The Bill & Melinda Gates Foundation has created a unique blood-buying program in 14 cities throughout China that encourages organizations to establish makeshift blood collection centers in bars, bathhouses and apartment buildings to test for syphilis and HIV, The New York Times reports. The initiative, launched in 2007, will spend $50 million during five years to curb the spread of HIV in China. Since it began, more than 110,000 people have been tested.

Some AIDS advocates have criticized the program, arguing that by offering a financial incentive to donors and to organizations collecting and testing blood—about $9 per sample and an additional $44 for those who test positive—the Gates Foundation is supporting shady, money-driven collection groups.

In Tianjin, for example, two-dozen organizations have popped up in the last year, run by bar owners or government-affiliated bureaucrats.
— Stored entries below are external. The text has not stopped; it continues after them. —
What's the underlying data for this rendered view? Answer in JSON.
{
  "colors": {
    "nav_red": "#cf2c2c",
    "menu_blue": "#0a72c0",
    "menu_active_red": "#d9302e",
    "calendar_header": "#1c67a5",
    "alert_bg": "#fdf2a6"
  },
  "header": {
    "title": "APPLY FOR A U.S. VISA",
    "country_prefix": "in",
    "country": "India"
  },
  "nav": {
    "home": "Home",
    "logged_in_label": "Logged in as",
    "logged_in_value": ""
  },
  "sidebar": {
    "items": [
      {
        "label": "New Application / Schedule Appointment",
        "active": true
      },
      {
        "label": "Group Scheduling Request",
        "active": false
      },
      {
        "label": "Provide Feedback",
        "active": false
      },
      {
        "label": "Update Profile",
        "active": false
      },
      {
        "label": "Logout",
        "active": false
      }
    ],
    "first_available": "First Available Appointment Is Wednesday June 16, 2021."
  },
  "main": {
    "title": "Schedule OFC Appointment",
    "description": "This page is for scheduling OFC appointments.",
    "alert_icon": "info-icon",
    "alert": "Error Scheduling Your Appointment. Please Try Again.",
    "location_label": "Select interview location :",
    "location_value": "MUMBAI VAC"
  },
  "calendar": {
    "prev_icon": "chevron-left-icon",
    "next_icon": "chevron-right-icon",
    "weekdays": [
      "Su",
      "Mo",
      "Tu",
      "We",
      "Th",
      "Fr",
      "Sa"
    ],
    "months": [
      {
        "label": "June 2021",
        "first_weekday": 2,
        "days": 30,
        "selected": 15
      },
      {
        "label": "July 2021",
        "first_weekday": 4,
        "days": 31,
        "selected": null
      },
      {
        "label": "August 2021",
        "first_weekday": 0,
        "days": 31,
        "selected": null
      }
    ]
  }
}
Some of these groups offer no pre- or post-test counseling and do not direct those who test HIV positive to treatment and support.

“Gates has created a huge blood-buying operation that only cares about money, not about people,” said Ma Tiecheng, who runs an AIDS service organization in the northwest city of Shenyang. “I've seen people getting four HIV tests a day.”

Ray Yip, MD, former director of the Centers for Disease Control and Prevention office in China, who now heads the Gates Foundation's blood-buying program, acknowledged that the program is facing some early obstacles.

“We don't expect every grant in every city to be spectacularly successful,” he said. “That's like buying 30 stocks and expecting them all to go up.”

But Yip remains hopeful.

“We are experiencing some of the hiccups of a less-than-perfect arrangement, but we expected that,” he said. “If you look historically at arranged marriages, some of them last.”

In the mid-1990s, thousands of people in China's rural provinces contracted HIV through untested blood products obtained through government-backed programs.